The new Insolvency Rules 2016 came into force on 6 April 2017. They do three things:

  1. To consolidate the existing rules and their amendments into a single set of rules
  2. To modernise and simplify the language
  3. To incorporate various changes in the law which are intended to reduce the burden of red tape

The ultimate goal is to remove barriers to the efficient administration of insolvency proceedings. This will drive down the cost of administering insolvencies, resulting in improved returns to creditors.

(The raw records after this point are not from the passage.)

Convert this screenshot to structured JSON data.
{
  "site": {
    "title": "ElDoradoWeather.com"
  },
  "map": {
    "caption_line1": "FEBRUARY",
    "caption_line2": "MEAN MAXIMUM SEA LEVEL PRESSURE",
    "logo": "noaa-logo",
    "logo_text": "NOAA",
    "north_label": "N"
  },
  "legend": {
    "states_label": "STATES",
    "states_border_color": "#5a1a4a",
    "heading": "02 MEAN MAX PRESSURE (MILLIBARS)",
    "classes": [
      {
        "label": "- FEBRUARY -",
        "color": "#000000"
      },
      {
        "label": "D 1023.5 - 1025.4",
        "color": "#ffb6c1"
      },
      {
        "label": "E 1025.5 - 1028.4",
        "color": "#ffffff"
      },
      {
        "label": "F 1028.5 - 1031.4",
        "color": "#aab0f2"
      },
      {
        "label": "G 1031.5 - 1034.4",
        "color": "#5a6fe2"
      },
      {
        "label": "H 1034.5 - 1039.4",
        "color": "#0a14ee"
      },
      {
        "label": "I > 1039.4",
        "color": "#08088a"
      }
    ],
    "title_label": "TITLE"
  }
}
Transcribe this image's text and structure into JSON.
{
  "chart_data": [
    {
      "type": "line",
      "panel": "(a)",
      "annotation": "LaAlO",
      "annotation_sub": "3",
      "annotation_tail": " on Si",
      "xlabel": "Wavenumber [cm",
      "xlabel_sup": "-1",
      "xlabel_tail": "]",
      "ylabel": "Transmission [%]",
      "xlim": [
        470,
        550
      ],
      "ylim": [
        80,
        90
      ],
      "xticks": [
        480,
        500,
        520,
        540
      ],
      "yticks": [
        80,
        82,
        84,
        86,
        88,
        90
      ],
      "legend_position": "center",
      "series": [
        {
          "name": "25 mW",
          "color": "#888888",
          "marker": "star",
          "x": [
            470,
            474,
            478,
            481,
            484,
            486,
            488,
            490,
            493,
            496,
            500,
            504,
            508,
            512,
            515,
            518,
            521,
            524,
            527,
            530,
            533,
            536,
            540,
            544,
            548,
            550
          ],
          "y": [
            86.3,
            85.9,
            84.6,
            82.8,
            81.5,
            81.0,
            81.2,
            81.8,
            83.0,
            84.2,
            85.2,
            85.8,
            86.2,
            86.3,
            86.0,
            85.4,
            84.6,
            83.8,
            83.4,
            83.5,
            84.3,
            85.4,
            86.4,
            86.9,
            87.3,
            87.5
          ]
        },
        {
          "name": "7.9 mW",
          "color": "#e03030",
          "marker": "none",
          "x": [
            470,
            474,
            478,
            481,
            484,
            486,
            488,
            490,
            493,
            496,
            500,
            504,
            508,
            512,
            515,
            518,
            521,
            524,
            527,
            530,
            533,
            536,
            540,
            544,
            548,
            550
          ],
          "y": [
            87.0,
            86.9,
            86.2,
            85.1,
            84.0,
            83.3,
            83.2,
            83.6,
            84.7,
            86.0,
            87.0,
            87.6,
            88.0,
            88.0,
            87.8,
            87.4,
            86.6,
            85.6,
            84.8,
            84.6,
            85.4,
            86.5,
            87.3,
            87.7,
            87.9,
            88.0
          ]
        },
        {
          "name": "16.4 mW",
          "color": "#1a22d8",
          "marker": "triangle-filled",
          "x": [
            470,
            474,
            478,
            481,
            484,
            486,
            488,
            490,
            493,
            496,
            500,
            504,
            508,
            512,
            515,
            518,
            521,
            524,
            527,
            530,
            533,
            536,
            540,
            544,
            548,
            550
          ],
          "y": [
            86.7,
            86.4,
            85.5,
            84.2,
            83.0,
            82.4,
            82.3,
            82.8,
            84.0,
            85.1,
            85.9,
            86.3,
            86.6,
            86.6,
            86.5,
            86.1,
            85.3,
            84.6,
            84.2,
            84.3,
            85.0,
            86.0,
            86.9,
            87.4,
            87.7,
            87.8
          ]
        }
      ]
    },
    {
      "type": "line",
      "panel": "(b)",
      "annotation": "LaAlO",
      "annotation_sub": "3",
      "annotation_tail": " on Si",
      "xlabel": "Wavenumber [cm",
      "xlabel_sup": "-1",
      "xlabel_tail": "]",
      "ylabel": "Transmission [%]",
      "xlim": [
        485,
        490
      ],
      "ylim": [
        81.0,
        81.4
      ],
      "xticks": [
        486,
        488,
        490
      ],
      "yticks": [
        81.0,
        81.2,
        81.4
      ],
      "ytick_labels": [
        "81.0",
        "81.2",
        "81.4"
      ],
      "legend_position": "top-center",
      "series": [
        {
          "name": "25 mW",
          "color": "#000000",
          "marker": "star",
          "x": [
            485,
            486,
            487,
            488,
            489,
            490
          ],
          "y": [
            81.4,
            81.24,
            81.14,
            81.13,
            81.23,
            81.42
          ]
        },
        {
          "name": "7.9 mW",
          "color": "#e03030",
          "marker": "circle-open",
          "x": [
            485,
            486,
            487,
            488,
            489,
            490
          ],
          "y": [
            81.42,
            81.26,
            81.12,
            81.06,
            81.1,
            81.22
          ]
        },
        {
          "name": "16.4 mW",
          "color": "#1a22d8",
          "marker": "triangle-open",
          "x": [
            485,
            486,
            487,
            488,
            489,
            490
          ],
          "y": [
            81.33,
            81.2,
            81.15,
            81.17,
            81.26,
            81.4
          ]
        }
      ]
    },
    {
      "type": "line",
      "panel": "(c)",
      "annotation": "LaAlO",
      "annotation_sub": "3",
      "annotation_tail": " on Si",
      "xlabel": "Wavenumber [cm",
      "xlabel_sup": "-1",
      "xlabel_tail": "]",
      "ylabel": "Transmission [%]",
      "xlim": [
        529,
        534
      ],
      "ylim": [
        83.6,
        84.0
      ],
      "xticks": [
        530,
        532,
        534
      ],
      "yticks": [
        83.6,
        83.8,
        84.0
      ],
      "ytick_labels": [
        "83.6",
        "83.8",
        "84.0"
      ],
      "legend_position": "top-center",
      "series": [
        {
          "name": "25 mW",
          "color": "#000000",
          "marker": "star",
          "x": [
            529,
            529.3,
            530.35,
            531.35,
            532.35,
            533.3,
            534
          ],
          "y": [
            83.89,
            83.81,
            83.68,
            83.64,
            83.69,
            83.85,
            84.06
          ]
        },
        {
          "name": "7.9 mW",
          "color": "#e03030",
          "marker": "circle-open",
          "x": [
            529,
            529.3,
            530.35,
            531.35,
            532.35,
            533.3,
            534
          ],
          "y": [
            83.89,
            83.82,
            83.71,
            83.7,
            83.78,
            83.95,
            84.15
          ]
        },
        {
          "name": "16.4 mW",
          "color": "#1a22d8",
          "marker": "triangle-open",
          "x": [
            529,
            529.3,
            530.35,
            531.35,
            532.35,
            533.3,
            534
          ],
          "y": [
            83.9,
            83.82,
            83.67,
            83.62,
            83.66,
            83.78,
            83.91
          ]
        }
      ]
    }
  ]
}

The following are some of the key changes:

  • Removal of physical meetings of creditors as the default position in insolvencies: In most cases the office-holder will be able to use a process of deemed consent, where they write to creditors with a proposal, and provided that they receive objections from 10% or less of creditors by value then the proposal will be deemed to be approved. In the event that 10% or more of creditors object to the proposal then the office-holder will use an alternative decision making process.
  • Abolition of final meetings: It will still be necessary for the office-holder to engage with creditors by sending them a copy of the final account of the administration, and creditors will continue to be able to object to the release of the office-holder upon receipt of that document by notifying the office-holder of their objection.
  • Opting out of further correspondence: This proposal allows creditors to opt out of receiving further correspondence. Notices of intended dividends will not be subject to this provision, and if a creditor has previously opted out of receiving further correspondence then they will still receive such notices if issued by the office-holder. The creditor will be able to opt back in to receiving correspondence at any time.
  • Allowing an office-holder to pay a dividend in respect of a debt of less than £1,000 without the need for the creditor to submit a formal claim: Where an office-holder is able to rely on information contained in the company or bankrupt’s statement of affairs or accounting records.
  • Official receiver (OR) to be appointed trustee on the making of a bankruptcy order: This measure operates to change the process so that the OR is appointed trustee on the making of the order, unless the court orders otherwise.
  • Electronic communication and use of websites: Where email was customarily used before the insolvency, that method of communication can continue post insolvency with the office-holder. In addition to this, the requirement for an office-holder to obtain a court order to put all future correspondence on a case on a website is being removed – the office-holder will only have to send a notice to creditors stating that all future correspondence will be on a website.
  • Statement of Affairs: Where a Statement of Affairs is to be filed with the registrar, details of employees, ex-employees, and customers must be contained within a separate schedule, and only a summary will appear in the body of the document. That schedule will be removed before the Statement of Affairs is filed.